Diagnostic centres and unscrupulous individuals also indulge in the business of issuing fake Covid negative certificates, without any testing, to members of the public for purposes of travel and access to some privileges. This creates a potential for the spread of the pandemic along the trail of the visitors.
A study at Harvard showed that 5.2 million medical errors are happening in India annually. Similarly, the British Medical Journal quoted that India is recording a lot of medical errors. How many more errors will now occur with bogus cures? Fraudsters from various pathies have flooded consumers with a plethora of phony remedies. A host of pills made of herbs, teas, essential oils, cannabin, colloidal silver and intravenous vitamin-C therapies are among the supposed anti-Covid treatments hawked in clinics and on websites.

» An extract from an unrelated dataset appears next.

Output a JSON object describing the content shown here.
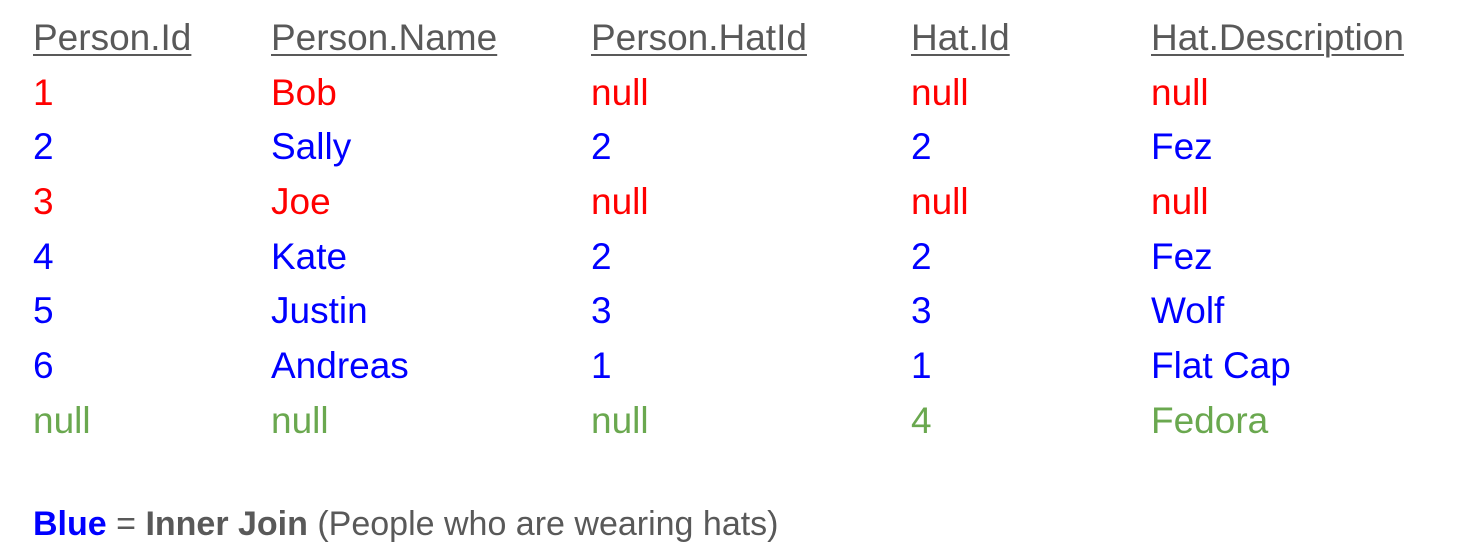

In serious cases, hospitals apply a protocol of treatment — antiviral in the first phase, oxygen and anti-inflammatory drugs in the second phase and anti-coagulants in the third phase.
Not long ago, the fad of the administration of chloroquine, Remdesivir and human plasma was floated as the panacea. While some patients reported marginal benefits, media hyped the benefits beyond comprehension. This raised the demand of drugs/plasma from recovered patients. The dealers charged exorbitant amounts, ranging from 20-50 thousand for each unit, fake or real.

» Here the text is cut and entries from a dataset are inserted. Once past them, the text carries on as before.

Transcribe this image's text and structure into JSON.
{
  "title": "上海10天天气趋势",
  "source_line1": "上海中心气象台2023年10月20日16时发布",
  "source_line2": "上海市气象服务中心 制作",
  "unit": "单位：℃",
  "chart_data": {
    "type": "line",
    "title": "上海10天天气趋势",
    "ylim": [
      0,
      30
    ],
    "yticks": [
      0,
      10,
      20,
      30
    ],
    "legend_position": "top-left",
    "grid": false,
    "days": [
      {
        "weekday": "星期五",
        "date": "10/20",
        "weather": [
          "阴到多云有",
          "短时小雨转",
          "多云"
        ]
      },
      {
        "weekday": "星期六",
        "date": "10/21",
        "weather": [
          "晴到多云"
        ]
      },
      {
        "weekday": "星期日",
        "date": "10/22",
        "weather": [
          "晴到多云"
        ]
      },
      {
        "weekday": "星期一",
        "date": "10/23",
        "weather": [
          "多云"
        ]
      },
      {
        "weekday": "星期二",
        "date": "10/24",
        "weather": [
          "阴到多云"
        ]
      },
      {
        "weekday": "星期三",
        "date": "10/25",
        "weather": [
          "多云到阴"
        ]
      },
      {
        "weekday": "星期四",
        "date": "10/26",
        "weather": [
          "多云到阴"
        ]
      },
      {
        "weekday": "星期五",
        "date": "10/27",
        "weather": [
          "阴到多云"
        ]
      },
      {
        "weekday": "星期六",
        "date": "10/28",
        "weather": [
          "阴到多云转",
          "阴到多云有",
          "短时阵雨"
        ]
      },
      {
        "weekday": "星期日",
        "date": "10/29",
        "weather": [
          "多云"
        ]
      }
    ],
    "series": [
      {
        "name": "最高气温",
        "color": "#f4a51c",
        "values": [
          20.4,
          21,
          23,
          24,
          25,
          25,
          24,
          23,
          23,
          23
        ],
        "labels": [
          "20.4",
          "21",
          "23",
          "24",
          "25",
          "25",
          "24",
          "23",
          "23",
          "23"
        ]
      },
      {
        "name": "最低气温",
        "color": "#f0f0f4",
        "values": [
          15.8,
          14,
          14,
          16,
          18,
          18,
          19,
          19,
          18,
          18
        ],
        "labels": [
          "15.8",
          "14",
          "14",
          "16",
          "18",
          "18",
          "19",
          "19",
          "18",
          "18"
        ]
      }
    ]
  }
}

Some fraudsters are minting money on the pretext of tantar-mantar. The operators charge anything between Rs 8,000 and Rs 25,000 for rituals that extend up to three weeks, depending upon the degree of risk.
Scamsters are using the pandemic as an opportunity to mint money by claiming to sell exotic herbs or rare medicines. Once money is paid, it is extremely difficult to track such sellers. Corona-themed phishing lures, malware infections, network intrusions, and cyber frauds have become rampant across the dark web. Massive financial frauds, government corruption and misuse of the state machinery have been unleashed. One gets messages seeking donations or selling cheap Covid insurance to steal money or plant malware to allow criminals to access to your passwords and financial information.
Some have started harping on advance booking on a ‘soon-to-be launched’ Covid vaccine! Whether the vaccine will be safe and effective or prove to be another scam on humanity, only time will tell.